Residents of Mississippi, Kansas, Oklahoma, Alabama and West Virginia pay less for housing, groceries, transportation and services than people in any other U.S. state. Two independent measurement systems confirm the ranking: the Bureau of Economic Analysis Regional Price Parities, which benchmark every state against a national index set at 100, and the Missouri Economic Research and Information Center cost-of-living series built from C2ER data. Yet lower prices do not automatically translate into greater purchasing power, because median household incomes in these five states also fall well below the national average, according to Census Bureau American Community Survey estimates.
Why the Cheapest States Still Struggle to Attract Workers
The gap between sticker-price affordability and real economic opportunity is the central tension behind these rankings. A state can post the lowest rents and utility bills in the country, but if wages stay proportionally low, the net benefit to a working-age adult shrinks fast. The BEA’s regional price parities use an all-items index where the national average equals 100. States scoring below that line have price levels cheaper than the U.S. norm. Mississippi, Kansas, Oklahoma, Alabama and West Virginia consistently land at the bottom of that scale.
The logical follow-up question is whether cheap living draws people in. If it did, these states should show strong net in-migration of prime working-age adults once wages are adjusted for local prices. Census ACS county-to-county migration flow data, however, suggest the pattern is more complicated. States with the highest RPPs, places like California, New York and Massachusetts, continue to attract large numbers of high-earning workers even as others leave. The cheapest states, by contrast, have not seen proportional gains in younger, higher-skilled arrivals, which points to a labor-market quality gap that low prices alone cannot close.
Employers in these low-cost states often compete in sectors such as agriculture, basic manufacturing and resource extraction, where productivity and pay tend to be lower than in technology, finance or specialized professional services. That industrial mix limits the number of jobs that can fully capitalize on the apparent bargain in housing and everyday expenses. For many college-educated workers, the trade-off between a cheaper apartment and a thinner career ladder still favors higher-cost metros that offer denser networks of employers, faster wage growth and more diverse amenities.

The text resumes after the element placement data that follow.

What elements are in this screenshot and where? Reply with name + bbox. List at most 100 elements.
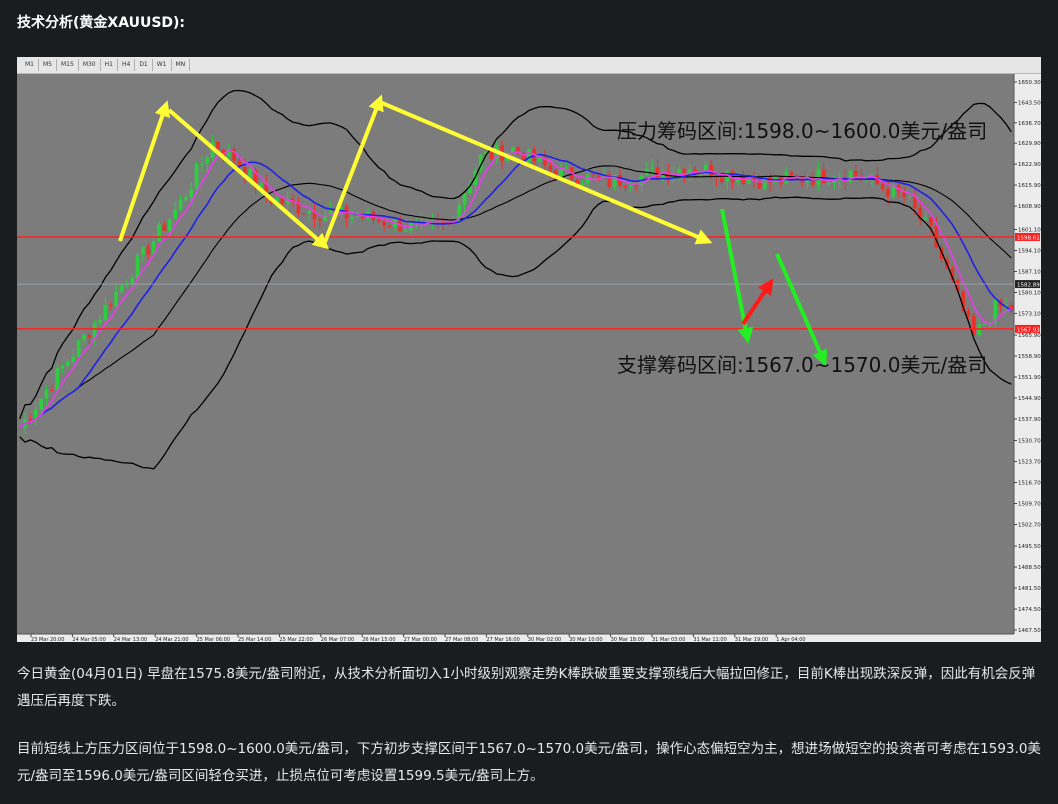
- candle-body: [977, 324, 982, 336]
- candle-body: [141, 246, 145, 255]
- resistance-annotation: 压力筹码区间:1598.0~1600.0美元/盎司: [617, 119, 987, 143]
- candle-body: [194, 164, 199, 189]
- candle-body: [146, 246, 151, 255]
- current-price-tag-label: 1582.89: [1017, 283, 1040, 289]
- candle-body: [714, 177, 719, 179]
- time-tick-label: 1 Apr 04:00: [776, 637, 805, 642]
- candle-body: [403, 230, 408, 232]
- candle-body: [923, 217, 928, 220]
- price-tick-label: 1495.50: [1018, 544, 1041, 550]
- price-tick-label: 1594.10: [1018, 248, 1041, 254]
- candle-body: [628, 185, 633, 188]
- candle-body: [135, 254, 140, 279]
- price-tick-label: 1467.50: [1018, 628, 1041, 634]
- candle-body: [183, 196, 188, 200]
- candle-body: [280, 198, 285, 204]
- analysis-paragraph-1: 今日黄金(04月01日) 早盘在1575.8美元/盎司附近，从技术分析面切入1小…: [17, 666, 1036, 709]
- timeframe-button-h4[interactable]: H4: [118, 59, 136, 71]
- time-tick-label: 27 Mar 08:00: [445, 637, 478, 642]
- time-tick-label: 27 Mar 16:00: [486, 637, 519, 642]
- candle-body: [98, 319, 102, 323]
- support-price-tag-label: 1567.93: [1017, 327, 1040, 333]
- price-tick-label: 1558.90: [1018, 354, 1041, 360]
- time-tick-label: 25 Mar 06:00: [197, 637, 230, 642]
- candle-body: [130, 278, 135, 284]
- candle-body: [167, 219, 172, 231]
- price-tick-label: 1636.70: [1018, 121, 1041, 127]
- timeframe-button-m15[interactable]: M15: [57, 59, 79, 71]
- price-tick-label: 1650.30: [1018, 80, 1041, 86]
- candle-body: [929, 217, 933, 226]
- candle-body: [317, 219, 322, 221]
- candle-body: [173, 209, 178, 220]
- time-tick-label: 23 Mar 20:00: [31, 637, 64, 642]
- candle-body: [677, 169, 681, 174]
- candle-body: [811, 180, 815, 185]
- price-tick-label: 1608.90: [1018, 204, 1041, 210]
- price-tick-label: 1502.70: [1018, 522, 1041, 528]
- time-tick-label: 26 Mar 07:00: [321, 637, 354, 642]
- price-tick-label: 1622.90: [1018, 162, 1041, 168]
- price-tick-label: 1601.10: [1018, 227, 1041, 233]
- candle-body: [162, 224, 167, 231]
- candle-body: [376, 219, 381, 222]
- time-tick-label: 24 Mar 13:00: [114, 637, 147, 642]
- time-tick-label: 27 Mar 00:00: [404, 637, 437, 642]
- candle-body: [328, 210, 333, 215]
- price-chart[interactable]: M1 M5 M15 M30 H1 H4 D1 W1 MN 1650.30 1643…: [17, 57, 1041, 642]
- timeframe-button-w1[interactable]: W1: [153, 59, 172, 71]
- candle-body: [821, 169, 826, 184]
- price-tick-label: 1573.10: [1018, 311, 1041, 317]
- candle-body: [49, 390, 54, 392]
- candle-body: [880, 184, 885, 189]
- candle-body: [157, 224, 161, 242]
- candle-body: [76, 340, 81, 357]
- candle-body: [114, 291, 119, 307]
- candle-body: [44, 390, 49, 399]
- candle-body: [355, 216, 360, 218]
- resistance-price-tag-label: 1598.61: [1017, 235, 1040, 241]
- price-tick-label: 1488.50: [1018, 565, 1041, 571]
- candle-body: [301, 213, 306, 215]
- support-annotation: 支撑筹码区间:1567.0~1570.0美元/盎司: [617, 353, 987, 377]
- candle-body: [387, 225, 392, 228]
- time-tick-label: 30 Mar 02:00: [528, 637, 561, 642]
- candle-body: [216, 142, 220, 150]
- candle-body: [28, 419, 33, 421]
- time-tick-label: 31 Mar 19:00: [735, 637, 768, 642]
- time-tick-label: 24 Mar 21:00: [155, 637, 188, 642]
- candle-body: [360, 216, 365, 219]
- candle-body: [425, 220, 429, 222]
- price-tick-label: 1615.90: [1018, 183, 1041, 189]
- candle-body: [350, 217, 354, 219]
- time-tick-label: 25 Mar 22:00: [279, 637, 312, 642]
- candle-body: [87, 334, 92, 338]
- price-tick-label: 1523.70: [1018, 460, 1041, 466]
- candle-body: [108, 304, 113, 307]
- timeframe-button-mn[interactable]: MN: [172, 59, 191, 71]
- timeframe-button-h1[interactable]: H1: [101, 59, 118, 71]
- candle-body: [527, 149, 531, 163]
- candle-body: [462, 193, 467, 205]
- price-tick-label: 1544.90: [1018, 396, 1041, 402]
- timeframe-button-m5[interactable]: M5: [39, 59, 57, 71]
- price-tick-label: 1530.70: [1018, 439, 1041, 445]
- candle-body: [596, 175, 601, 178]
- price-tick-label: 1643.50: [1018, 100, 1041, 106]
- candle-body: [307, 211, 312, 214]
- candle-body: [82, 334, 86, 341]
- candle-body: [205, 157, 210, 164]
- price-tick-label: 1565.90: [1018, 333, 1041, 339]
- timeframe-button-d1[interactable]: D1: [135, 59, 153, 71]
- timeframe-button-m30[interactable]: M30: [79, 59, 101, 71]
- price-tick-label: 1587.10: [1018, 269, 1041, 275]
- time-tick-label: 31 Mar 11:00: [693, 637, 726, 642]
- candle-body: [853, 171, 858, 177]
- price-tick-label: 1629.90: [1018, 141, 1041, 147]
- candle-body: [634, 185, 638, 187]
- candle-body: [189, 188, 194, 197]
- candle-body: [200, 163, 204, 165]
- price-tick-label: 1537.90: [1018, 417, 1041, 423]
- timeframe-button-m1[interactable]: M1: [21, 59, 39, 71]
- candle-body: [591, 174, 596, 176]
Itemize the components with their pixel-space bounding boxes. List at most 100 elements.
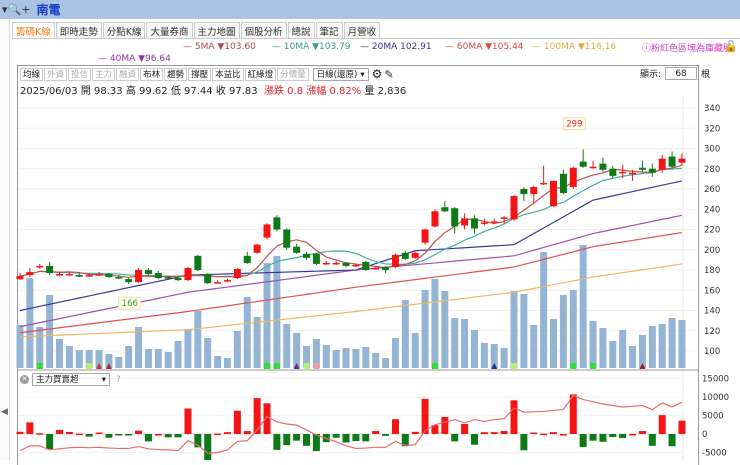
price-tick-label: 140 <box>704 307 720 317</box>
candle-body <box>283 229 291 248</box>
candle-body <box>36 265 44 268</box>
volume-bar <box>352 349 360 368</box>
volume-bar <box>263 263 271 368</box>
candle-body <box>26 272 34 276</box>
indicator-tick-label: 5000 <box>702 412 724 422</box>
candle-body <box>125 279 133 283</box>
volume-bar <box>144 349 152 368</box>
candle-body <box>174 278 182 281</box>
volume-bar <box>56 339 64 368</box>
volume-bar <box>401 300 409 368</box>
main-force-bar <box>75 433 83 436</box>
candle-body <box>233 268 241 279</box>
candle-body <box>105 274 113 278</box>
indicator-tick-label: 15000 <box>702 375 729 385</box>
signal-marker <box>273 363 280 369</box>
volume-bar <box>382 358 390 368</box>
high-price-label: 299 <box>566 120 582 130</box>
candle-body <box>401 252 409 259</box>
main-force-bar <box>648 434 656 446</box>
main-force-bar <box>520 434 528 451</box>
volume-bar <box>362 347 370 368</box>
volume-bar <box>411 333 419 368</box>
volume-bar <box>115 357 123 368</box>
volume-bar <box>470 330 478 368</box>
price-tick-label: 220 <box>704 226 720 236</box>
candle-body <box>421 229 429 243</box>
volume-bar <box>500 348 508 368</box>
candle-body <box>648 168 656 173</box>
main-force-bar <box>362 434 370 442</box>
main-force-bar <box>36 433 44 435</box>
main-force-bar <box>184 408 192 434</box>
volume-bar <box>204 338 212 368</box>
volume-bar <box>214 356 222 368</box>
volume-bar <box>223 358 231 368</box>
volume-bar <box>678 320 686 368</box>
volume-bar <box>540 252 548 368</box>
main-force-bar <box>550 432 558 434</box>
indicator-select[interactable]: 主力買賣超 ▾ <box>32 373 110 386</box>
candle-body <box>599 163 607 170</box>
candle-body <box>253 244 261 253</box>
main-force-bar <box>490 432 498 434</box>
candle-body <box>95 274 103 276</box>
main-force-bar <box>303 434 311 446</box>
indicator-tick-label: -5000 <box>702 449 727 459</box>
volume-bar <box>668 318 676 368</box>
kline-chart[interactable]: 340 320 300 280 260 240 220 200 180 160 140 120 100 1… <box>0 0 740 460</box>
candle-body <box>303 253 311 258</box>
candle-body <box>510 196 518 220</box>
candle-body <box>135 270 143 283</box>
main-force-bar <box>678 420 686 434</box>
candle-body <box>65 274 73 276</box>
volume-bar <box>184 329 192 368</box>
volume-bar <box>154 349 162 368</box>
main-force-bar <box>629 434 637 436</box>
main-force-bar <box>263 403 271 434</box>
main-force-bar <box>95 432 103 435</box>
main-force-bar <box>451 434 459 442</box>
main-force-bar <box>85 434 93 437</box>
candle-body <box>391 254 399 267</box>
price-tick-label: 280 <box>704 165 720 175</box>
candle-body <box>204 274 212 284</box>
main-force-bar <box>144 434 152 442</box>
signal-marker <box>303 363 310 369</box>
candle-body <box>194 255 202 270</box>
volume-bar <box>530 325 538 368</box>
main-force-bar <box>530 432 538 435</box>
candle-body <box>470 218 478 229</box>
price-tick-label: 120 <box>704 327 720 337</box>
price-tick-label: 160 <box>704 286 720 296</box>
indicator-tick-label: 10000 <box>702 393 729 403</box>
candle-body <box>382 266 390 270</box>
candle-body <box>490 221 498 223</box>
candle-body <box>668 156 676 167</box>
volume-bar <box>451 318 459 368</box>
indicator-help-icon[interactable]: ? <box>116 375 121 385</box>
signal-marker <box>570 363 577 369</box>
volume-bar <box>322 345 330 368</box>
close-indicator-icon[interactable]: ✕ <box>20 375 29 384</box>
main-force-bar <box>253 398 261 434</box>
price-tick-label: 320 <box>704 124 720 134</box>
candle-body <box>223 280 231 282</box>
candle-body <box>678 158 686 163</box>
volume-bar <box>125 346 133 368</box>
signal-marker <box>511 363 517 369</box>
volume-bar <box>648 326 656 368</box>
main-force-bar <box>391 419 399 434</box>
candle-body <box>530 186 538 195</box>
low-price-label: 166 <box>122 299 138 309</box>
candle-body <box>154 273 162 279</box>
volume-bar <box>243 297 251 368</box>
signal-marker <box>313 363 320 369</box>
indicator-header: ✕ 主力買賣超 ▾ ? <box>20 373 121 386</box>
main-force-bar <box>233 410 241 434</box>
volume-bar <box>629 346 637 368</box>
candle-body <box>85 275 93 277</box>
candle-body <box>550 180 558 207</box>
main-force-bar <box>65 431 73 434</box>
candle-body <box>589 166 597 169</box>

How BEA and MERIC Measure State-Level Costs
The BEA constructs its Regional Price Parities from several federal data streams. According to a technical explanation in the Survey of Current Business, the agency draws on BLS Consumer Price Index surveys, Census ACS and Public Use Microdata Samples, and BEA personal consumption expenditure estimates by state. The result is a single index number for each state that captures the relative cost of a broad consumption basket, not just housing or food in isolation.
The Missouri Economic Research and Information Center’s cost-of-living series takes a different route. It averages C2ER Cost of Living Index results collected from participating metro areas within each state, translating local surveys of prices for groceries, utilities, transportation, health care and miscellaneous goods into a state-level benchmark. Both systems arrive at the same cluster of cheapest states, which strengthens the finding. When two methodologically distinct tools agree on a ranking, the signal is harder to dismiss as an artifact of one dataset’s quirks.
While the BEA index is designed to be comparable across time and geography, MERIC’s approach reflects the lived experience of consumers in specific cities and towns. Taken together, they show that low prices in Mississippi, Kansas, Oklahoma, Alabama and West Virginia are not confined to one category like rent; they extend across the typical household budget. That breadth matters for workers considering relocation, because it affects how far each dollar of salary can stretch month after month.
The Income Side of the Affordability Equation
The Census Bureau’s ACS household income data add a necessary counterweight. When state-level median incomes are placed beside RPP scores, it becomes clear that residents of the five cheapest states earn substantially less in nominal terms than the national median. Adjusting for prices narrows the gap, but in many cases it does not erase it. A household in a low-cost state may enjoy cheaper groceries and rent, yet still have fewer dollars left after covering essentials than a similar household in a higher-cost, higher-wage state.
This tension helps explain why low-cost states have not become runaway winners in the competition for remote workers and mobile professionals. For someone whose pay is tied to a national or coastal labor market, moving to a cheaper state can be a clear win. For workers whose earnings are set locally, however, the lower price level is often already “baked into” the wage structure. Employers know that workers can get by on less, and pay scales adjust accordingly.
Over the long term, the states that manage to convert cost advantages into durable prosperity are likely to be those that pair affordable living with investments in education, infrastructure and innovation. Without those ingredients, low prices risk becoming a symptom of weak demand rather than a springboard for growth, leaving the cheapest states stuck in a cycle where affordability is abundant but opportunity remains scarce.